The club also hold activities outside of Brisbane. They conduct regular trips to Coomera, where they spend the weekend relaxing on two houseboats and doing a whole lot of wakeboarding and skiing. Their camping trips to Lake Moogerah have been going since 1961 and are always popular. “I think they have been so enduring because it is the perfect balance of camping, combined with proper facilities, and of course, a lot of water sports.”

The club offers wakeboarding and water skiing. “Wakeboarding tends to be the most popular because it is easier for beginners to get up into a standing position because of the bigger surface area of the board, compared to skis. It is also easier to pull off big tricks, which helps its popularity. On the other hand, skiing is faster, but it is more about developing control, and is a lot more physically demanding on your body.”

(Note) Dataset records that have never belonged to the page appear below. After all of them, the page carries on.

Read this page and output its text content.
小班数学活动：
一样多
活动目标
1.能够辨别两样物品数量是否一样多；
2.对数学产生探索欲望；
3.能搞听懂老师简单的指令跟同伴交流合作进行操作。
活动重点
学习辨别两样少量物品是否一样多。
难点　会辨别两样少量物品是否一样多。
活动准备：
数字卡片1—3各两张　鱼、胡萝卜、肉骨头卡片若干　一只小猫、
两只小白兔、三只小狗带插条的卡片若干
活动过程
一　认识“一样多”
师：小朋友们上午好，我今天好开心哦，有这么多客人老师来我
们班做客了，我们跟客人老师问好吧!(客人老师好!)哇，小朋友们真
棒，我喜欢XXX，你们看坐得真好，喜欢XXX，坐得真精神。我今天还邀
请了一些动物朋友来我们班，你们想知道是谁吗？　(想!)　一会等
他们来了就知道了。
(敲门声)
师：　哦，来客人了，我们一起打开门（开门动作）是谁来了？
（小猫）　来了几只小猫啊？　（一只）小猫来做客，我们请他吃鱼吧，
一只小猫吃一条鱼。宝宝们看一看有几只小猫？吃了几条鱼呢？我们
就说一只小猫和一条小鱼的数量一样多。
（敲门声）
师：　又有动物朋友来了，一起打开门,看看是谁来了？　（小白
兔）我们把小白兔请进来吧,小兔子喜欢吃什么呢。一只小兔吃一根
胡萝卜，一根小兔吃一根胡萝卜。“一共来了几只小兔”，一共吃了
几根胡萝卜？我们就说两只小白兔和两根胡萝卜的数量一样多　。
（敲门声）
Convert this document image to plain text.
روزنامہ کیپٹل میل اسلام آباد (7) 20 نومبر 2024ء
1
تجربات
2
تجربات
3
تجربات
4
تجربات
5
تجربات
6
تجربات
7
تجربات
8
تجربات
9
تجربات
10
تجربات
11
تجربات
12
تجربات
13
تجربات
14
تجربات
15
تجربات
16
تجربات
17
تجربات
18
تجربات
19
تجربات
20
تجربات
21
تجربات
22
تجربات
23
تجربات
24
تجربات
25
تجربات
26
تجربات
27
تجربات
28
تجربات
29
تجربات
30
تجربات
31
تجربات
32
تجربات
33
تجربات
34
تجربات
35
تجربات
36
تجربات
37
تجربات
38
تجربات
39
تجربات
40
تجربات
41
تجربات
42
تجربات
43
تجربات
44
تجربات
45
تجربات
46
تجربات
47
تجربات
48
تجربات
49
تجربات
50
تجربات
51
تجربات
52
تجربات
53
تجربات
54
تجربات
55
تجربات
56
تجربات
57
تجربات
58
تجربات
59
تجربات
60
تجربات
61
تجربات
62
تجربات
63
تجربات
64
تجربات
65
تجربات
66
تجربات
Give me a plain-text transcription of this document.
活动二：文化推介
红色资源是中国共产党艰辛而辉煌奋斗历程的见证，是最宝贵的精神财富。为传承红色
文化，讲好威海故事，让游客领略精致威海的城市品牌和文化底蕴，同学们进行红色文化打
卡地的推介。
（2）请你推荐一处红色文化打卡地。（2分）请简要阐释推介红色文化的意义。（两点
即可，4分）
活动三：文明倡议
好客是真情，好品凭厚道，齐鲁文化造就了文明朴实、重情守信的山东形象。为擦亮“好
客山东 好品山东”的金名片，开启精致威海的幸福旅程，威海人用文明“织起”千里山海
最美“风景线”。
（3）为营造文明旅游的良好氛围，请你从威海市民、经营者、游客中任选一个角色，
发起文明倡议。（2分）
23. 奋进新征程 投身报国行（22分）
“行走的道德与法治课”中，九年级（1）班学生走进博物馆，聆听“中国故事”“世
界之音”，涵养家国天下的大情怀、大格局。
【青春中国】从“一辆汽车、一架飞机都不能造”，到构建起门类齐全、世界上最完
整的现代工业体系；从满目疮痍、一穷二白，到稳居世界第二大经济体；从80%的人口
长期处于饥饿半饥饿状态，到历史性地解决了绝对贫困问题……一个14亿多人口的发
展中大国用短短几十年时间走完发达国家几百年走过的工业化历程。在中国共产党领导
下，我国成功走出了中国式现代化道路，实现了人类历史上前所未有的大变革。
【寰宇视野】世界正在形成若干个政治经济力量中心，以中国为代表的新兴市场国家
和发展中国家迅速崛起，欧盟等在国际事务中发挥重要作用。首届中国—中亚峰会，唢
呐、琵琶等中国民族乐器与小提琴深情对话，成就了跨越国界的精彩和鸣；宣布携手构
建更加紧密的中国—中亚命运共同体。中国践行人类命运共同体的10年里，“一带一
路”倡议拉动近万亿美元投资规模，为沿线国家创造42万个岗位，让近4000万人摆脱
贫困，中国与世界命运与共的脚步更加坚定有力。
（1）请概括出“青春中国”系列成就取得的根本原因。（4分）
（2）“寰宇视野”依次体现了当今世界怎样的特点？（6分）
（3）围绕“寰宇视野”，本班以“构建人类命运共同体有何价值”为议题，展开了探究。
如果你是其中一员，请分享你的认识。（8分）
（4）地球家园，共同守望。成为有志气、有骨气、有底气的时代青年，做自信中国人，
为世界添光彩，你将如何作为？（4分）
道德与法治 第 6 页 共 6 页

Rope-free wake surfing is also something that the club is looking at for the future. “Wake surfing is beginning to take off as well. It does require specialised boats to create big enough waves for you to surf on without a rope. I have tried it myself and it is great fun, so I would love to see the club get one of those boats in the future.”

The number of participants fluctuates significantly throughout the year. There are big influxes at the beginning and middle of the year, when they normally sign up about a hundred new members during each of the two university’s semesters. Many of these students are international, which means they do drift away from the club as they return overseas. However, there is a core standing membership of about 40.

Although the cost of owning a boat is one of the barriers preventing students to take up the sport on their own, there is definitely strong passion for the sport, a passion that the club nurtures. “All the members absolutely love the sport. The club has two Malibu Response boats, which are perfect for us because you can use them for skiing and the wedge, means you can get enough of a wake for boarding as well. These boats cost $80,000 new though. One of our members did go on to buy his own boat, and he comes back to wakeboard with us on ANZAC day.”

The club holds sessions in the water with both boats from 10am to 4pm each Sunday. Annual memberships cost $60 for students and $120 for public, and then it is $20 per ride.